Some are against vaccines, some are afraid, while others — undocumented workers and foreigners notably — have reported difficulties accessing the nationwide vaccine programme.
They are now only able to work if they pay for their own tests either every 48 or 72 hours, depending on the type.
“It's absurd, unconstitutional,” said Andrea, a 46-year-old pharmacist protesting along with several hundred others at Rome's Circus Maximus.
“I'm on furlough and at the moment I don't intend to get vaccinated for scientific, not political reasons,” he told AFP.
There had been particular concerns about disruption in the freight industry, where a large minority of workers are unvaccinated.
Ivano Russo, director general of trade group Confetra, told AFP that out of a total of 900,000 truck drivers, couriers and warehouse staff employed by members of his lobby, “25 to 30 per cent” do not have COVID certificates.

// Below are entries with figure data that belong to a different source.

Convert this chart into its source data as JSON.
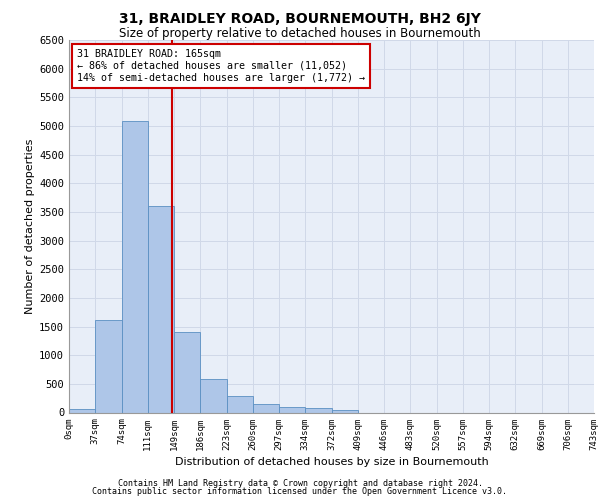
{
  "title": "31, BRAIDLEY ROAD, BOURNEMOUTH, BH2 6JY",
  "subtitle": "Size of property relative to detached houses in Bournemouth",
  "xlabel": "Distribution of detached houses by size in Bournemouth",
  "ylabel": "Number of detached properties",
  "footer1": "Contains HM Land Registry data © Crown copyright and database right 2024.",
  "footer2": "Contains public sector information licensed under the Open Government Licence v3.0.",
  "bar_values": [
    60,
    1620,
    5080,
    3600,
    1400,
    580,
    290,
    145,
    100,
    70,
    50,
    0,
    0,
    0,
    0,
    0,
    0,
    0,
    0,
    0
  ],
  "bin_labels": [
    "0sqm",
    "37sqm",
    "74sqm",
    "111sqm",
    "149sqm",
    "186sqm",
    "223sqm",
    "260sqm",
    "297sqm",
    "334sqm",
    "372sqm",
    "409sqm",
    "446sqm",
    "483sqm",
    "520sqm",
    "557sqm",
    "594sqm",
    "632sqm",
    "669sqm",
    "706sqm",
    "743sqm"
  ],
  "bar_color": "#aec6e8",
  "bar_edgecolor": "#5a8fc2",
  "vline_x": 3.43,
  "annotation_line1": "31 BRAIDLEY ROAD: 165sqm",
  "annotation_line2": "← 86% of detached houses are smaller (11,052)",
  "annotation_line3": "14% of semi-detached houses are larger (1,772) →",
  "ylim": [
    0,
    6500
  ],
  "yticks": [
    0,
    500,
    1000,
    1500,
    2000,
    2500,
    3000,
    3500,
    4000,
    4500,
    5000,
    5500,
    6000,
    6500
  ],
  "annotation_box_color": "#ffffff",
  "annotation_box_edgecolor": "#cc0000",
  "vline_color": "#cc0000",
  "grid_color": "#d0d8e8",
  "bg_color": "#e8eef8"
}
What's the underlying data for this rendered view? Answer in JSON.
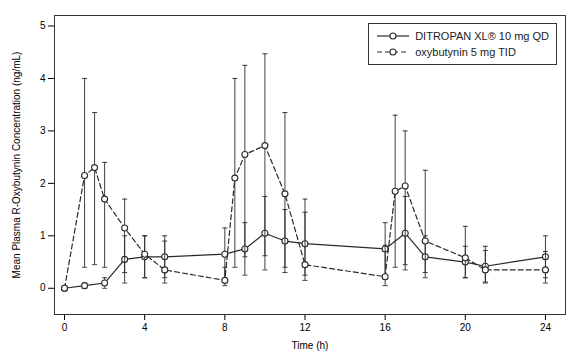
{
  "chart_data": {
    "type": "line",
    "xlabel": "Time (h)",
    "ylabel": "Mean Plasma R-Oxybutynin Concentration (ng/mL)",
    "xlim": [
      -0.5,
      25.0
    ],
    "ylim": [
      -0.5,
      5.2
    ],
    "xticks": [
      0,
      4,
      8,
      12,
      16,
      20,
      24
    ],
    "yticks": [
      0,
      1,
      2,
      3,
      4,
      5
    ],
    "grid": false,
    "legend": "upper right",
    "series": [
      {
        "name": "DITROPAN XL® 10 mg QD",
        "color": "#2a2a2a",
        "line_style": "solid",
        "marker": "circle",
        "x": [
          0,
          1,
          2,
          3,
          4,
          5,
          8,
          9,
          10,
          11,
          12,
          16,
          17,
          18,
          20,
          21,
          24
        ],
        "values": [
          0.0,
          0.05,
          0.1,
          0.55,
          0.6,
          0.6,
          0.65,
          0.75,
          1.05,
          0.9,
          0.85,
          0.75,
          1.05,
          0.6,
          0.5,
          0.42,
          0.6
        ],
        "yerr_lo": [
          0.0,
          0.05,
          0.1,
          0.45,
          0.4,
          0.4,
          0.5,
          0.5,
          0.7,
          0.6,
          0.6,
          0.5,
          0.7,
          0.4,
          0.3,
          0.3,
          0.4
        ],
        "yerr_hi": [
          0.0,
          0.05,
          0.1,
          0.45,
          0.4,
          0.4,
          0.5,
          0.5,
          0.7,
          0.6,
          0.6,
          0.5,
          0.7,
          0.4,
          0.3,
          0.3,
          0.4
        ]
      },
      {
        "name": "oxybutynin 5 mg TID",
        "color": "#2a2a2a",
        "line_style": "dashed",
        "marker": "circle",
        "x": [
          0,
          1.0,
          1.5,
          2.0,
          3.0,
          4.0,
          5.0,
          8.0,
          8.5,
          9.0,
          10.0,
          11.0,
          12.0,
          16.0,
          16.5,
          17.0,
          18.0,
          20.0,
          21.0,
          24.0
        ],
        "values": [
          0.0,
          2.15,
          2.3,
          1.7,
          1.15,
          0.65,
          0.35,
          0.15,
          2.1,
          2.55,
          2.72,
          1.8,
          0.45,
          0.22,
          1.85,
          1.95,
          0.9,
          0.58,
          0.35,
          0.35
        ],
        "yerr_lo": [
          0.0,
          1.75,
          1.85,
          1.3,
          0.85,
          0.45,
          0.25,
          0.1,
          1.7,
          1.95,
          2.1,
          1.4,
          0.3,
          0.17,
          1.45,
          1.5,
          0.6,
          0.38,
          0.25,
          0.25
        ],
        "yerr_hi": [
          0.0,
          1.85,
          1.05,
          0.7,
          0.55,
          0.35,
          0.55,
          0.25,
          1.9,
          1.7,
          1.75,
          1.55,
          1.25,
          0.6,
          1.45,
          1.05,
          1.35,
          0.6,
          0.45,
          0.35
        ]
      }
    ]
  }
}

Dock workers in Trieste have threatened to go on strike indefinitely, despite being offered free COVID tests, and the protest there was one of the largest, with banners saying “Citizens not puppets” and “No Green Pass, No Discrimination”.
In Genoa, the small blockade caused some delays, but Ugo Patroni Griffi, head of the port authority in the southern city of Bari, said: “We can breathe a sigh of relief, everything is going well.”
There were, however, signs of other disruption.
At midday, Italy's welfare agency recorded an increase in sickness reports in public and private firms of 23 per cent.
Meanwhile, a trade union leader in Naples complained that local council staff had to use their own phones to check employees' green passes, with multiple glitches.
Prime Minister Mario Draghi's Government says the pass will help prevent further lockdowns in Italy, one of the European countries hardest hit by the novel coronavirus pandemic.
The eurozone's third-largest economy is expected to record almost six per cent growth this year after a devastating COVID-induced recession.
Business lobby Confindustria has been among the staunchest backers of the measure, which follows a similar initiative adopted in Greece last month.
Introduced in August, initially for museums and indoor dining, the pass has helped boost vaccinations — the Government reported that first vaccine jabs were up by one third on Thursday compared to the beginning of the week.
Ahead of the extension of the Green Pass to workplaces, more than 560,000 certificates were downloaded on Wednesday and around 860,000 Thursday.
However, there are concerns there is not enough capacity for everyone who is not vaccinated to have regular COVID tests, raising the prospect of mass absenteeism from work.
Anyone caught in the workplace without a Green Pass risks fines ranging from 600 to 1,500 euros (US$700 to US$1,700), while employers can be fined 400 to 1,000 euros if they failed to carry out checks.